The Pentagon confirmed the full withdrawal of U.S. troops from the country on Monday, hitting the August 31 deadline imposed by President Joe Biden this year. Biden changed the original deadline, May 1, that predecessor Donald Trump had set in an agreement with the Taliban, prompting the jihadist organization to declare the peace agreement void and take over the country.
“The last American occupier withdrew from (Kabul Airport) at 12 o’clock and our country gained its full independence, praise and gratitude be to Allah,” Mujahid wrote in a statement on Twitter.
In a separate message, he urged residents of Kabul to not be “worried” by city-wide gunfire and shouting.
“The sounds of gunfire in Kabul are shots of joy at the withdrawal of U.S. troops,” Mujahid asserted. “The voices of shouting are the product of joy.”
“Celebratory gunfire has been heard around Kabul once the final aircraft took off,” the U.K.’s Sky News reported on Monday, confirming the many reports of gunfire. A video published by Britain’s Daily Mail on August 30 purportedly shows Taliban terrorists firing off gunshots into the night sky just outside Hamid Karzai International Airport.
“Taliban fighters watched the last US planes disappear into the sky around midnight Monday and then fired their guns into the air, celebrating victory,” the Associated Press (AP) reported on August 30.
“The last five aircraft have left, it’s over!” a Taliban fighter named Hemad Sherzad stationed at Kabul’s airport told the AP of the planes carrying U.S. troops.
“I cannot express my happiness in words. … Our 20 years of sacrifice worked,” he said.

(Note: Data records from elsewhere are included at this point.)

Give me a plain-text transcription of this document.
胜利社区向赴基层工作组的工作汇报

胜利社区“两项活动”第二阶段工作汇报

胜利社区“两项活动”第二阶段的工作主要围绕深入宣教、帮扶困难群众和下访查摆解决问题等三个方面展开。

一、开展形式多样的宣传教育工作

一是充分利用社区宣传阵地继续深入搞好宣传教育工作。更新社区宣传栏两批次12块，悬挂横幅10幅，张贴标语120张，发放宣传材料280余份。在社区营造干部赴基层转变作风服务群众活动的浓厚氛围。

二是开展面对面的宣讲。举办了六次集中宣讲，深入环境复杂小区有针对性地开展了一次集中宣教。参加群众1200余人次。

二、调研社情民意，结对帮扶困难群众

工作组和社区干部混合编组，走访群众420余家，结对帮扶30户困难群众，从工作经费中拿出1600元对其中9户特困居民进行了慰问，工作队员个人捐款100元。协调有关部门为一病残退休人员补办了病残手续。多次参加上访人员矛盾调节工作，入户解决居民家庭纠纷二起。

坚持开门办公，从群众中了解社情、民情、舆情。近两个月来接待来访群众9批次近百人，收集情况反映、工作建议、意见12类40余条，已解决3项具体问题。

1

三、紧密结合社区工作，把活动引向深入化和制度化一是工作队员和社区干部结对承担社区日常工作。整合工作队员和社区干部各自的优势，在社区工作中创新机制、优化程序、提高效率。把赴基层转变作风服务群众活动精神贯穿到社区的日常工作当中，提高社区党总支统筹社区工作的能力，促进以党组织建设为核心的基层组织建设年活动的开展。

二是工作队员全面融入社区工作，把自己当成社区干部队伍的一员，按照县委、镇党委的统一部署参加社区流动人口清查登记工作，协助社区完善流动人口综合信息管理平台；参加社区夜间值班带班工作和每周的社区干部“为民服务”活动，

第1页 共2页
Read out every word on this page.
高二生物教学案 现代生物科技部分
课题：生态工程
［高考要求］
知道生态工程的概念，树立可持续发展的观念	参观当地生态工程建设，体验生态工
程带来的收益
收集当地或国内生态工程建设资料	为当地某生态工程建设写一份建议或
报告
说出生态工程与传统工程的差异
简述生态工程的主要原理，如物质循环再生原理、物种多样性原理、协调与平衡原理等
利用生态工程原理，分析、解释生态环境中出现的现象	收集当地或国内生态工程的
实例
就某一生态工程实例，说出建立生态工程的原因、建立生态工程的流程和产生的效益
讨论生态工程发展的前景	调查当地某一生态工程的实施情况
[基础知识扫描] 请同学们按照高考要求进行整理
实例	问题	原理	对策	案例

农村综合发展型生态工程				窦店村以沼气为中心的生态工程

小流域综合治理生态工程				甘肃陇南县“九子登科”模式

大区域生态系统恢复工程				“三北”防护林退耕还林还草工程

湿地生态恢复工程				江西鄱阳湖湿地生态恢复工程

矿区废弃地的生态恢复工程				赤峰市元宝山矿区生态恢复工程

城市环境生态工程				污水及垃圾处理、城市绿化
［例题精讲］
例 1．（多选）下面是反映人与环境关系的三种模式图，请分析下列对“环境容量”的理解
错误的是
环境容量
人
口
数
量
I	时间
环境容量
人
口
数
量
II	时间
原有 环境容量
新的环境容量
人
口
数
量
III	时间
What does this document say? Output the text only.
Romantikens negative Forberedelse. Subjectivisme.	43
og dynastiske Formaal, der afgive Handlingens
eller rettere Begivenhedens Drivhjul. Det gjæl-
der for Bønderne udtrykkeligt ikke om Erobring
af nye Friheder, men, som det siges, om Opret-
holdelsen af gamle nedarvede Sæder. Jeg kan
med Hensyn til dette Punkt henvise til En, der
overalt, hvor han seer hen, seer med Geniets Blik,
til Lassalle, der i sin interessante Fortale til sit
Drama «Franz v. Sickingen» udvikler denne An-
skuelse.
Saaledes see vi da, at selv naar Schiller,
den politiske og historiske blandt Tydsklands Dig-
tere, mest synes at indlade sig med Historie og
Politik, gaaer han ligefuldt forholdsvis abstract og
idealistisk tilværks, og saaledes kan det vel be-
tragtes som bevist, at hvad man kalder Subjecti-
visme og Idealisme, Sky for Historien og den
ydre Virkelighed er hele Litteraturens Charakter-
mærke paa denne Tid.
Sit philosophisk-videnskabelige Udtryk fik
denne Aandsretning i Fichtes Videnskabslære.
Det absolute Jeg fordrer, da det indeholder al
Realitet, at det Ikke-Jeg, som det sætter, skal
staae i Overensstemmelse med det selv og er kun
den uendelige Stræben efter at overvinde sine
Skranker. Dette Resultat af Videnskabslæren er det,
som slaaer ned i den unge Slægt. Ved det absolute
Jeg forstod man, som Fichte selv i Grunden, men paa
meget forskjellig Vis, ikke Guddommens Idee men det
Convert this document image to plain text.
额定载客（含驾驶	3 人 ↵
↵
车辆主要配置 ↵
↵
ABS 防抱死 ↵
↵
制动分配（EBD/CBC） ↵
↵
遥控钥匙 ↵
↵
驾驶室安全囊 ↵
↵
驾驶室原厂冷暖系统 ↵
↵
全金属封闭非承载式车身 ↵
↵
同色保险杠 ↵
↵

No reports have confirmed that all the gunfire in the capital is the product of celebrations. Taliban terrorists have been engaging in violent attacks on suspected collaborators with the U.S. government, journalists, and other vulnerable populations since taking over the country on August 15. The Pentagon has confirmed that American citizens were among the victims. Mujahid and other Taliban mouthpieces insist that reports to this effect are false and any Taliban jihadists engaging in such violence are not legitimate members of the Taliban.
The U.S. government announced on the afternoon of August 30, U.S. time, that the last of its military personnel had left Kabul’s Hamid Karzai International Airport. The Taliban terror group invaded Kabul on August 15, toppling the city’s U.S.-backed government and seizing full control of the country.
Hamid Karzai International Airport was the sight of intense chaos and bloodshed over the past two weeks as U.S forces and the militaries of several other nations worked to evacuate fellow citizens away from the Taliban’s new rule. Stampedes and Taliban gunfire first threatened the thousands of people thronged outside the airport, killing at least 20 of them. The evacuation site, Kabul’s only international airport, was further targeted on August 26 by suicide bombers, killing nearly 200 people. The Islamic State’s Afghan affiliate, Islamic State Khorasan Province (ISIS-K), claimed responsibility for the attack.